High street banking giants voted worst for customer satisfaction

New Which? research reveals the best and worst financial companies for customer satisfaction.

We asked more than 5,500 members of the public, in four independent surveys, how happy they are with their current account, savings, mortgage or credit card provider. From these responses we gave 19 of the UK’s biggest financial companies an overall score.

  • High street giants Barclays, Halifax/Bank of Scotland, NatWest/RBS and Santander all had an overall score below the average of 58%, and HSBC and Lloyds just managed to scrape the average.
  • First Direct came top with an overall score of 75%, and Bank of Scotland came bottom with just 47%.
  • All five building societies we looked at had an overall score above the average of 58%.
  • Out of the four product areas, people are least satisfied with savings providers, which had an average customer score of 55%.
  • People were most satisfied with current accounts, where providers had an average customer score of 62% – although there is a big difference between the best – First Direct (85%) – and worst – Bank of Scotland (50%).
  • The Post Office, which will be entering the current account market next year, came fourth overall (68%) and second for credit cards with a score of 71%.

Which? executive director, Richard Lloyd, said:

“These customer satisfaction scores should be a wake-up call for the high street giants who may soon find that, with quicker, easier switching, their customers are looking elsewhere. We hope the new current account switching service forces banks to fight for customers by offering better customer service and products.

“Ministers must also keep driving forward wider reforms to improve culture, standards and competition in retail banking so that banks work for customers, not bankers.”

Which? will be monitoring closely to see whether changes being introduced through the Banking Reform Bill in 2014 will give the financial services industry the shake-up it desperately needs.

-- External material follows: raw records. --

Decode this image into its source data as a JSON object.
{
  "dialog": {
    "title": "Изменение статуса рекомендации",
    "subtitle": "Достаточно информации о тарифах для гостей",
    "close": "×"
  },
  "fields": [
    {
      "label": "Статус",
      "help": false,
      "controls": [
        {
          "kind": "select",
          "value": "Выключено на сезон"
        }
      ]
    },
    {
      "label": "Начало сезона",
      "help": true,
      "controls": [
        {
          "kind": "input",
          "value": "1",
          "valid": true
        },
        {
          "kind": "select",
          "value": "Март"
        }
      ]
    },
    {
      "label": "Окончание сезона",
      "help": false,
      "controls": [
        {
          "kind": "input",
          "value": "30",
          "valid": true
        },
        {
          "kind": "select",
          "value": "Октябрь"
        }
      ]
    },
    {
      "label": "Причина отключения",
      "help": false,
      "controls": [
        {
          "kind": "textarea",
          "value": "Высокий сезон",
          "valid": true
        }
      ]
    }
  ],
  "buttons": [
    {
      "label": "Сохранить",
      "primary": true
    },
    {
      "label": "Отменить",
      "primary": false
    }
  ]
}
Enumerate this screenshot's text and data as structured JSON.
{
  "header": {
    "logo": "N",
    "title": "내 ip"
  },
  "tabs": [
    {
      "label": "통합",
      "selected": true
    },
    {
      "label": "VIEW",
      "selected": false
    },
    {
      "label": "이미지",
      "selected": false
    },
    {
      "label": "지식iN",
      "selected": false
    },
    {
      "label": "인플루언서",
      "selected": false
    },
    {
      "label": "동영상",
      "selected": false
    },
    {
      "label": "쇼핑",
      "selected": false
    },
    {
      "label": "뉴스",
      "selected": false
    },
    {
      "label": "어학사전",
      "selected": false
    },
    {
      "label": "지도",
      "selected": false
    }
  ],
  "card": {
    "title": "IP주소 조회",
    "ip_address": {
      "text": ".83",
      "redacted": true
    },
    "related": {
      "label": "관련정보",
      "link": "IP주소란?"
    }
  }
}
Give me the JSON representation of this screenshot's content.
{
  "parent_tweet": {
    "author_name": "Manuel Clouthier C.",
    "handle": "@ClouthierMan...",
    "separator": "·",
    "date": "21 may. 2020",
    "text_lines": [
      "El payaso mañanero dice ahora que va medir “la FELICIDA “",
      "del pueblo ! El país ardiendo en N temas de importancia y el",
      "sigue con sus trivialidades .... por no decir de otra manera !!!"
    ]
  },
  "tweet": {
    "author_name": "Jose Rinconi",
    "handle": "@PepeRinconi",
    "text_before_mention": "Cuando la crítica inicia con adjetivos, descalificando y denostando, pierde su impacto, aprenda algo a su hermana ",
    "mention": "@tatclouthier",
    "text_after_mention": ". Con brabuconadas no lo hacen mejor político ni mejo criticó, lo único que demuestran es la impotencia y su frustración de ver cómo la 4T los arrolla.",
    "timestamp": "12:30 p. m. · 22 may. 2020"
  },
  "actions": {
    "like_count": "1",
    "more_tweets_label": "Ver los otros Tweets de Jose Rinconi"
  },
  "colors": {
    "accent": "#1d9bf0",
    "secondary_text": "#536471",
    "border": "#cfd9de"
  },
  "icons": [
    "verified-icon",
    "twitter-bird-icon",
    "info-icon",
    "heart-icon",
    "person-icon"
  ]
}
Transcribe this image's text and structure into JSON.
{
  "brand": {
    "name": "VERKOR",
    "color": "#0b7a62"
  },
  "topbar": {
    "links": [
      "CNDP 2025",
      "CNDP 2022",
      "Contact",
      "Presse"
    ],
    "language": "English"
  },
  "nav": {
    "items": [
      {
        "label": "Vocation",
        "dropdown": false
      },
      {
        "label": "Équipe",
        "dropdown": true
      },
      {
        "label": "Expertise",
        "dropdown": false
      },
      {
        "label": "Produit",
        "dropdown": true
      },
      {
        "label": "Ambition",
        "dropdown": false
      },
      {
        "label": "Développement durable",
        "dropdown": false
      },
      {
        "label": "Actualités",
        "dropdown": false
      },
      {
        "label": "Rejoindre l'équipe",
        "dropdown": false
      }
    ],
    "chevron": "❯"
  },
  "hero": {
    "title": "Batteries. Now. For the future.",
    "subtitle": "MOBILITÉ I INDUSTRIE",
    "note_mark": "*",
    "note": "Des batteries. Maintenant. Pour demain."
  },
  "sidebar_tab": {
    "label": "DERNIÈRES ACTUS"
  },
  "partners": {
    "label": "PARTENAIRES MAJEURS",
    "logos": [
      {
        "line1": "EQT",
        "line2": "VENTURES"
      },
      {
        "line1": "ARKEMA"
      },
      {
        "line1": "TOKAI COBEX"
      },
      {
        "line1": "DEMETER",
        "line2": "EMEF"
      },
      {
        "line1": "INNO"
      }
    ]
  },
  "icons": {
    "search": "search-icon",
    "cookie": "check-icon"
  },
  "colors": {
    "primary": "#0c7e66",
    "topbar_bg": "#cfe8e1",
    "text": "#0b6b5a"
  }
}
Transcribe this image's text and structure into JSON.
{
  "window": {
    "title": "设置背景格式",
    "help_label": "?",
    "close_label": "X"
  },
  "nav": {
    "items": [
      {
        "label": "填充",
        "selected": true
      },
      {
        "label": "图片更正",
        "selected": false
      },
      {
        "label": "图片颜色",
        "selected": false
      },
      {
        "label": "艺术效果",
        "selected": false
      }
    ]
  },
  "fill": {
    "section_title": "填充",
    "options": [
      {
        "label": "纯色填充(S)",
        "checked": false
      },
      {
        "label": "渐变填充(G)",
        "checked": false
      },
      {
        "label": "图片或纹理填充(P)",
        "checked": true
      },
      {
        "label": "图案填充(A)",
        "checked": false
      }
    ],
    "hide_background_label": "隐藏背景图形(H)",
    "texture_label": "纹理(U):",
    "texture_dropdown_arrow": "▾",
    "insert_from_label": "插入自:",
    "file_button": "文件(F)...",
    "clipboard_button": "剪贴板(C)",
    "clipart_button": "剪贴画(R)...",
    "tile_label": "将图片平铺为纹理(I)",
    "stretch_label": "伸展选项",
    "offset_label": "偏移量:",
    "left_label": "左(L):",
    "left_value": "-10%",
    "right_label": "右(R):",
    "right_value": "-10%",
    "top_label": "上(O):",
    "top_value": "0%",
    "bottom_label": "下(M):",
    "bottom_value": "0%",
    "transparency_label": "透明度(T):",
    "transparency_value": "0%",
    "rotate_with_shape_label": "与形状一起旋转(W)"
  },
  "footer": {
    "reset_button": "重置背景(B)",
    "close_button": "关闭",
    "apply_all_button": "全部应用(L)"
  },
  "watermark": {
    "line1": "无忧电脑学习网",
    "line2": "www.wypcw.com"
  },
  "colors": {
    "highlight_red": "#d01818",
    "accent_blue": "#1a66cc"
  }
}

Notes to editors:                          

  1. Between May and August 2013 Which? surveyed 5,500 members of the general public online in four separate satisfaction surveys to find out how they rate their current account, savings, mortgage or credit card provider. 1,631 people were asked about their current account (May 2013); 1,922 people were asked about their credit card (Aug 2013); 1,082 people were asked about their savings account (May/Jun 2013); and 1,186 people were asked about their mortgage (Jul/Aug 2013).
  2. In each product area each provider was given a customer score based on how satisfied customers said they were and how likely they were to recommend the provider to a friend. The overall score for each provider is created using relative customer scores for each product. Average customer scores for each product area include smaller providers not included in our final rankings. To be included, brands needed to offer at least two of the products we looked at and have a sample size of least 30. All of the companies we name above have customer scores for all four products, except Bank of Scotland who do not have a customer score for mortgage, and Post Office which only has scores for credit cards and savings. We chose these product areas because they are popular financial products that customers commonly hold with the same provider.
  3. Which? will be monitoring the new seven-working-day current account switching process and has developed seven tests to assess how it is working for customers:

Seven days – does the switching process work?
Willing – are more people switching?
Innovation – has it led to new products and service?
Trust – do people have more confidence in the switching process?
Competition – is this shaking up the market?
Hassle-free – what happens when things go wrong?
? – did people get a better deal and are they happy with their provider?